Salt: File states seem slower in 2016.3, especially on first cache retrieval

Created on 27 May 2016 · 19Comments · Source: saltstack/salt

I upgraded to 2016.3 in my VMs and file states seem significantly slower on the first pass (10-20 times slower). However, on subsequent state.apply calls, things seem fine again.

For every file that the minion has to fetch from the master, I see about 30-40 occurances of these log lines in the minion log:

2016-05-27 12:52:34,313 [   DEBUG] [17955] [salt.transport.zeromq] Initializing new AsyncZeroMQReqChannel for ('/etc/salt/pki/minion', 'orch.test.infra.vagrant.local', 'tcp://10.0.1.99:4506', 'aes')
2016-05-27 12:52:34,313 [   DEBUG] [17955] [salt.crypt] Initializing new AsyncAuth for ('/etc/salt/pki/minion', 'orch.test.infra.vagrant.local', 'tcp://10.0.1.99:4506')
2016-05-27 12:52:34,319 [   DEBUG] [17955] [salt.crypt] Re-using SAuth for ('/etc/salt/pki/minion', 'orch.test.infra.vagrant.local', 'tcp://10.0.1.99:4506')

Followed by:

2016-05-27 12:52:35,930 [   DEBUG] [17955] [salt.fileclient] In saltenv 'base', looking at rel_path '|salt/minion/configs/master.conf' to resolve 'salt://|salt/minion/configs/master.conf'
2016-05-27 12:52:35,933 [   DEBUG] [17955] [salt.fileclient] In saltenv 'base', ** considering ** path '/var/cache/salt/minion/files/base/|salt/minion/configs/master.conf' to resolve 'salt://|salt/minion/configs/master.conf'
2016-05-27 12:52:35,933 [   DEBUG] [17955] [salt.fileclient] Fetching file from saltenv 'base', ** attempting ** 'salt://|salt/minion/configs/master.conf'
2016-05-27 12:52:35,933 [   DEBUG] [17955] [salt.fileclient] No dest file found

Then some more of the zeromq-related log lines, then this:

2016-05-27 12:52:37,632 [    INFO] [17955] [salt.fileclient] Fetching file from saltenv 'base', ** done ** '|salt/minion/configs/master.conf'
2016-05-27 12:52:37,633 [   DEBUG] [17955] [salt.utils.jinja] Jinja search path: '['/var/cache/salt/minion/files/base']'

I had a look at logs from before the upgrade and there were nowhere near the same amounts of log lines regarding re-auth.

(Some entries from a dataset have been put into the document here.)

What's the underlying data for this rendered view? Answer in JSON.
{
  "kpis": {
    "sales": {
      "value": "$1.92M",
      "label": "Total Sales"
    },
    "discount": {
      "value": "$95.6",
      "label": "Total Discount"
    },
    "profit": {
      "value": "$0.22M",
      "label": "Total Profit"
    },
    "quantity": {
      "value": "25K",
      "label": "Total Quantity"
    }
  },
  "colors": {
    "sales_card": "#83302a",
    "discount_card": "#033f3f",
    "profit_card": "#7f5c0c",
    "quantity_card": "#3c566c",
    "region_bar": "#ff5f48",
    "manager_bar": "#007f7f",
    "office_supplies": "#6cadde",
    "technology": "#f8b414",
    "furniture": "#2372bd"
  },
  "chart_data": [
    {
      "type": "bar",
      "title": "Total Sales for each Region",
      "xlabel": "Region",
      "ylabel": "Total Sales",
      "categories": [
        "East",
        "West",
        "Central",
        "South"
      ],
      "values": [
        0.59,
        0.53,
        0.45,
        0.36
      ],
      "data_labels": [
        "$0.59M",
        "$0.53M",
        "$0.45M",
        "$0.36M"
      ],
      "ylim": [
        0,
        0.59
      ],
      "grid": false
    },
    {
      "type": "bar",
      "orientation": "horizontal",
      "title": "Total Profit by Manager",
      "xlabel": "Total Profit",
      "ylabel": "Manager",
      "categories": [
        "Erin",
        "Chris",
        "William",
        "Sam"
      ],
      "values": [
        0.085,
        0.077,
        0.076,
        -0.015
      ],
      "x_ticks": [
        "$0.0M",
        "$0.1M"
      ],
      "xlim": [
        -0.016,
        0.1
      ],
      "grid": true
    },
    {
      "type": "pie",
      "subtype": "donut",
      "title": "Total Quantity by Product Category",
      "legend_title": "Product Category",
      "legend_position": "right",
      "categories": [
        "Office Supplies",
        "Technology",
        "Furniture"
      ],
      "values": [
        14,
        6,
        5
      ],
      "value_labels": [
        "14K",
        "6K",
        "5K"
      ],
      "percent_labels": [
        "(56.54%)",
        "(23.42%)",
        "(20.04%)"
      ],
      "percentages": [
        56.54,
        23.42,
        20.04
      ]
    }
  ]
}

vagrant@orch:~$ salt-call --versions
Salt Version:
           Salt: 2016.3.0

Dependency Versions:
           cffi: 0.8.6
       cherrypy: 3.2.3
       dateutil: 2.2
          gitdb: 0.5.4
      gitpython: 0.3.2 RC1
          ioflo: Not Installed
         Jinja2: 2.7.3
        libgit2: Not Installed
        libnacl: Not Installed
       M2Crypto: Not Installed
           Mako: Not Installed
   msgpack-pure: Not Installed
 msgpack-python: 0.4.2
   mysql-python: 1.2.3
      pycparser: 2.10
       pycrypto: 2.6.1
         pygit2: Not Installed
         Python: 2.7.9 (default, Mar  1 2015, 12:57:24)
   python-gnupg: Not Installed
         PyYAML: 3.11
          PyZMQ: 14.4.0
           RAET: Not Installed
          smmap: 0.8.2
        timelib: Not Installed
        Tornado: 4.2.1
            ZMQ: 4.0.5

System Versions:
           dist: debian 8.4 
        machine: x86_64
        release: 3.16.0-4-amd64
         system: Linux
        version: debian 8.4

Bug Confirmed Core P1 ZRELEASED - 2016.3.2 fixed-pending-your-verification severity-high

Source

anlutro

👍2

Most helpful comment

oohh, i see! as this ticket was marked as fixed, closed and then the 2016.3.1 was released, we all assume this version had the fix.

I tested with 2016.3.1 and applied the fix patch...and it worked!
Still seems slower than 2015.8, but now is a lot faster than it was without the fix.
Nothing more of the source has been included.